3: “Two Poems by Friedrich Hölderlin”

Ari Appel
Ari Appel
Sep 1, 2018 · 4 min read

There is no good place to start this essay. “Two Poems by Freidrich Hölderlin” was one of the most inspirational, yet difficult essays I have ever read. I am sure there will be more surprises to come as I make my way through five volumes of Benjamin’s works. This essay advanced several concepts: myth, spatiotemporal space, the determined and the determinative, function, relation, myth, form, and the poetized in analyzing two drafts of a Hölderlin poem. Freidrich Hölderlin was a German poet of the late 18th and early 19th century of the German Idealist and Romantic movements. His poems analyzed by Benjamin are “The Poet’s Courage” and “Timidity.” I don’t think the poems are available online, and I don’t want to reproduce them here in case it’s a copyright issue, but they are both fantastic poems (Benjamin favors the second). If you have a copy of Benjamin’s essay, he reproduces them there.
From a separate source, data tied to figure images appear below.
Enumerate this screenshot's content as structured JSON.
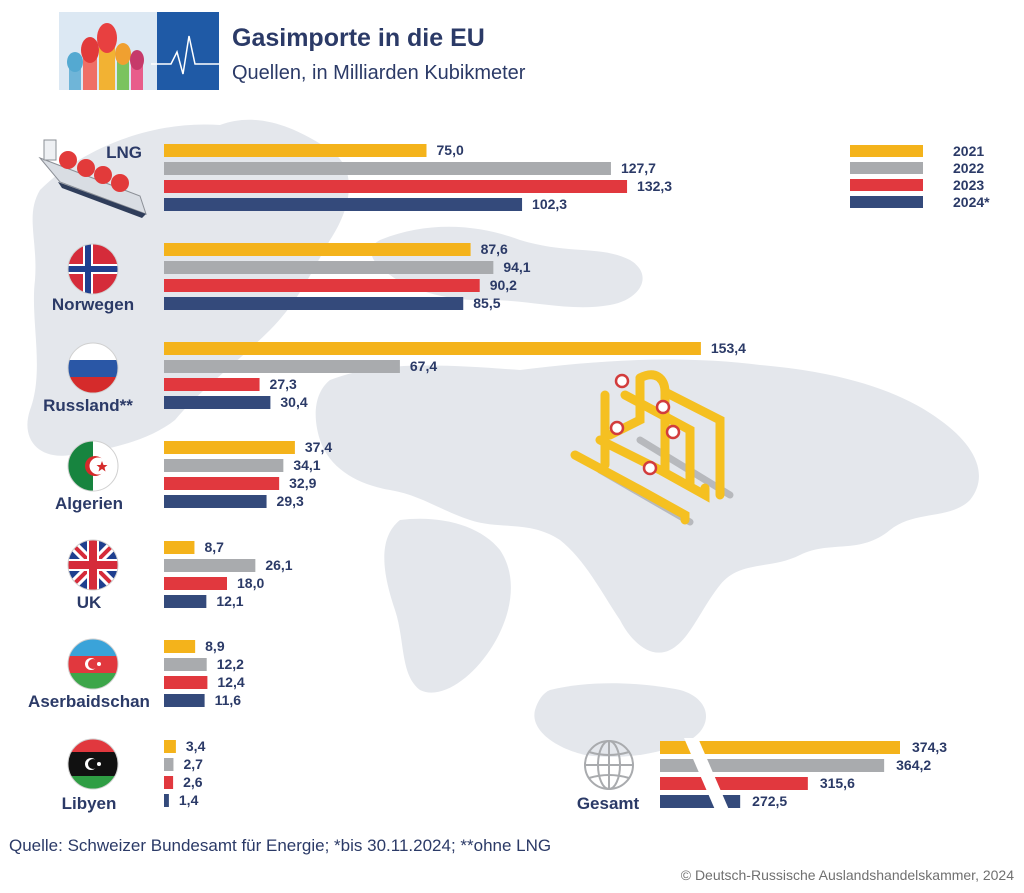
{
  "header": {
    "title": "Gasimporte in die EU",
    "subtitle": "Quellen, in Milliarden Kubikmeter"
  },
  "footer": {
    "source": "Quelle: Schweizer Bundesamt für Energie; *bis 30.11.2024; **ohne LNG",
    "copyright": "© Deutsch-Russische Auslandshandelskammer, 2024"
  },
  "icons": [
    "lng-tanker-icon",
    "norway-flag-icon",
    "russia-flag-icon",
    "algeria-flag-icon",
    "uk-flag-icon",
    "azerbaijan-flag-icon",
    "libya-flag-icon",
    "globe-icon",
    "gas-pipeline-icon"
  ],
  "colors": {
    "2021": "#f4b31b",
    "2022": "#a9abae",
    "2023": "#e1383e",
    "2024": "#344a7b",
    "text": "#2b3a67",
    "map": "#e4e7ec"
  },
  "chart_data": {
    "type": "bar",
    "orientation": "horizontal",
    "title": "Gasimporte in die EU",
    "subtitle": "Quellen, in Milliarden Kubikmeter",
    "categories": [
      "LNG",
      "Norwegen",
      "Russland**",
      "Algerien",
      "UK",
      "Aserbaidschan",
      "Libyen"
    ],
    "series": [
      {
        "name": "2021",
        "color": "#f4b31b",
        "values": [
          75.0,
          87.6,
          153.4,
          37.4,
          8.7,
          8.9,
          3.4
        ]
      },
      {
        "name": "2022",
        "color": "#a9abae",
        "values": [
          127.7,
          94.1,
          67.4,
          34.1,
          26.1,
          12.2,
          2.7
        ]
      },
      {
        "name": "2023",
        "color": "#e1383e",
        "values": [
          132.3,
          90.2,
          27.3,
          32.9,
          18.0,
          12.4,
          2.6
        ]
      },
      {
        "name": "2024*",
        "color": "#344a7b",
        "values": [
          102.3,
          85.5,
          30.4,
          29.3,
          12.1,
          11.6,
          1.4
        ]
      }
    ],
    "value_labels": [
      [
        "75,0",
        "87,6",
        "153,4",
        "37,4",
        "8,7",
        "8,9",
        "3,4"
      ],
      [
        "127,7",
        "94,1",
        "67,4",
        "34,1",
        "26,1",
        "12,2",
        "2,7"
      ],
      [
        "132,3",
        "90,2",
        "27,3",
        "32,9",
        "18,0",
        "12,4",
        "2,6"
      ],
      [
        "102,3",
        "85,5",
        "30,4",
        "29,3",
        "12,1",
        "11,6",
        "1,4"
      ]
    ],
    "total": {
      "label": "Gesamt",
      "values": [
        374.3,
        364.2,
        315.6,
        272.5
      ],
      "value_labels": [
        "374,3",
        "364,2",
        "315,6",
        "272,5"
      ],
      "axis_break": true
    },
    "legend": {
      "position": "top-right",
      "entries": [
        "2021",
        "2022",
        "2023",
        "2024*"
      ]
    },
    "grid": false
  }
}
In this essay I will advance Benjamin’s concept of the “poetized” as a useful analytical concept and apply it to an everyday situation. But before I do this, allow me to comment on my previous essay. I have realized that in my second essay, I lost some of the discipline that I must have at this task. I ignored some of the fundamental characteristics of Benjamin’s essay in order to be done with writing mine. I will leave the second essay as it is but will make sure to take a more disciplined approach to the third. I don’t mind writing reviews of Benjamin’s essays if that is what they call for.
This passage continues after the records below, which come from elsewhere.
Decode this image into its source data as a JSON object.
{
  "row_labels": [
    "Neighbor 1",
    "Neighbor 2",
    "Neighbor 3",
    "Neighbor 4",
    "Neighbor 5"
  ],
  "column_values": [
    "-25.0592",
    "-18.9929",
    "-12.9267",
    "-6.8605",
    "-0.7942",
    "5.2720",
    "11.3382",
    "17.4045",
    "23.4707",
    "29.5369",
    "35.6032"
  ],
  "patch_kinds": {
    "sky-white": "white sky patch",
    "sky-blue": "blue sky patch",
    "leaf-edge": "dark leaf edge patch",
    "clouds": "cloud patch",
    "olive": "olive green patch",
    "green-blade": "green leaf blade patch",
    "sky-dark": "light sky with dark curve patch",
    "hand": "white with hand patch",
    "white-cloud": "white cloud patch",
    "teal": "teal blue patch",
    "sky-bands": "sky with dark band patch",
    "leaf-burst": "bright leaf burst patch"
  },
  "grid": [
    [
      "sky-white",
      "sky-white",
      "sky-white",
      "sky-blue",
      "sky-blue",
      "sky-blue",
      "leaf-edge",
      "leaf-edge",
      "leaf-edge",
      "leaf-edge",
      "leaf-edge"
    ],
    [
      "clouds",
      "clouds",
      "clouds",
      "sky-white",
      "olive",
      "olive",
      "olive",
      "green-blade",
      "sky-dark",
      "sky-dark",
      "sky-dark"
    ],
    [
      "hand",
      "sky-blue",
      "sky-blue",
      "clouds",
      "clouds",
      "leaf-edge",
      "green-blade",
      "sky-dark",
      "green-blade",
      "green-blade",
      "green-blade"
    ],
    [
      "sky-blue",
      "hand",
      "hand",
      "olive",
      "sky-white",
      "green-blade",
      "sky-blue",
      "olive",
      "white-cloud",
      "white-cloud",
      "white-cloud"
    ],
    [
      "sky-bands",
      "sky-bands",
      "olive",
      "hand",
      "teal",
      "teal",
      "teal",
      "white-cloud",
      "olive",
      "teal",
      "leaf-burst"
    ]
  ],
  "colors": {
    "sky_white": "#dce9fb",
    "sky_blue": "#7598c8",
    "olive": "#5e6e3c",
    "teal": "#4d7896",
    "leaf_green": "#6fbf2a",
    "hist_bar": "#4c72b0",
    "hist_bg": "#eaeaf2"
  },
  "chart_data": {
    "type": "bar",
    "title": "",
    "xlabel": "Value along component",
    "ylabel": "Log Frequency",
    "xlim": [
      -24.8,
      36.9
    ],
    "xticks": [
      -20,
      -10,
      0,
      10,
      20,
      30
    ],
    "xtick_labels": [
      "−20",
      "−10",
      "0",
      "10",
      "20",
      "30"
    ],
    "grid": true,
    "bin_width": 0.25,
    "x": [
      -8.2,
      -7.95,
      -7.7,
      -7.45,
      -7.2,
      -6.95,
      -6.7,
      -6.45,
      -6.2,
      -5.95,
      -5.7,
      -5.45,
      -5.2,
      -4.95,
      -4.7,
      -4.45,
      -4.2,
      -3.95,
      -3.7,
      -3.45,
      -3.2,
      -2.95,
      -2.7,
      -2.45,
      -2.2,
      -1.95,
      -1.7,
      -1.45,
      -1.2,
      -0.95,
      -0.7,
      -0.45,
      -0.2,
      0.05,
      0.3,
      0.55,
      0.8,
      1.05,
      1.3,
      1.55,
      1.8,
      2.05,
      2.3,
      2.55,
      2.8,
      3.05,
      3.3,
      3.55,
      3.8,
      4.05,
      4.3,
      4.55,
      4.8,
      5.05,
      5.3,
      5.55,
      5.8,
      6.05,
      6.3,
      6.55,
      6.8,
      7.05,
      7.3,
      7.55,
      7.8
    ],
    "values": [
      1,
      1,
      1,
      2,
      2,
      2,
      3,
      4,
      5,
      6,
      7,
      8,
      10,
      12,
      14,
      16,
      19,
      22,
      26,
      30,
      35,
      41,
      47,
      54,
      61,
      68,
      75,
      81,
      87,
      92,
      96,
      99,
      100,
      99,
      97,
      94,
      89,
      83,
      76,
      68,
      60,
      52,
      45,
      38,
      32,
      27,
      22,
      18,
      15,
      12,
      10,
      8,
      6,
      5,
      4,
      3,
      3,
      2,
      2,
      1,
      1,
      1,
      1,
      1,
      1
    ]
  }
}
Now I will begin to expound Benjamin’s concept of the “poetized.” After confusingly musing on the concept for several pages, Benjamin provides a clear definition: it is “a sphere of relation between the work of art and life, whose unities themselves are wholly ungraspable. In this way the poetized will come to light as the precondition of the poem, as its inner form, as artistic task.” This is the poetized — the essential poem that underlies any specific manifestation of the poem. It is a sketched up form of truth on a level of being between the work of art and life. In this sense it is the poem’s “inner form,” and it is “artistic task” in the sense that it is the task of the poem’s creation, the immanent plane of desire that we can call authorial intent without specifically referring to the author’s actual intent. It is a being-feeling that underlies the poem. Benjamin analyzes two drafts of the same poem because they almost wholly share a poetized; the concept of the poetized is distinguished as both poems are analyzed with it in mind. By my understanding, Benjamin believes that the first poem distracts itself from pure relations between the forms of the poem and the poetized with through mythological significance and allegory, while the second provides a more direct path to the poetized than the first. But he never directly writes anything negative about the second, only implying that he likes the first better by speaking about the first’s use of myth. But the purpose of my essay is only to glean the concept of the poetized and advance it.

The poetized does not just apply to poems, but to speech as well. A comment made my a friend, a teacher, or a parent can be conceived to possess “a sphere of relation between [itself] and life,” a “precondition” of itself. In this way the more we think about the “poetized,” the less we think about what is meant by the comment, and the more we think about where it comes from. This concept can increase empathy and our self-awareness of our condition. For analyzing literature, it brings forth the essence of the work without calling upon the ever-elusive authorial intent. This concept shows Benjamin’s desire to judge things by what they really are rather than what they appear to be (though, as a Rhetoric major, I can understand how these things are interconnected). Benjamin is a cultural critic of truth itself rather than the Foucauldian “manifestation of truth” or truth’s appearance which has become so popular recently. The wonderful thing about Benjamin is that he does it without essentializing or claiming that this realm of the “poetized” is at all immanent within the poem; it is a realm of relation between to spheres whose unities remain “wholly ungraspable.”

I would like to advance a concept of my own inspired by Benjamin’s concept of the poetized, the moment of charm. The moment of charm is the moment at which a poem or piece of aesthetics becomes completely about aesthetics and not at all about the poetized. Commercials are predicated on maximizing moments of charm and increasing distance between the viewer and the poetized. The poetized, in the case of the commercial, the true form to which the commercial alludes, is a simple pitch to buy a certain product. Since this pitch is by nature manipulative, commercials maximize moments of charm to increase distance between the aesthetic product and the poetized. The viewer identifies with moments of charm, the primary one being the brand. The brand becomes completely separated from the product, an aesthetic fragment completely at odds with materiality. Materiality surges back into the picture when the consumer re-associates the brand with a need or a desire. In itself, the brand is completely immaterial and apolitical; it is a pun of visuality. The moment of charm maximizes the apolitical nature of the brand.

Benjamin, Walter. “Two Poems by Friedrich Hölderlin.” In Walter Benjamin Selected Writings, Volume 1, edited by Marcus Bullock and Michael W. Jennings, 18–36. Cambridge: Harvard University Press, 2004.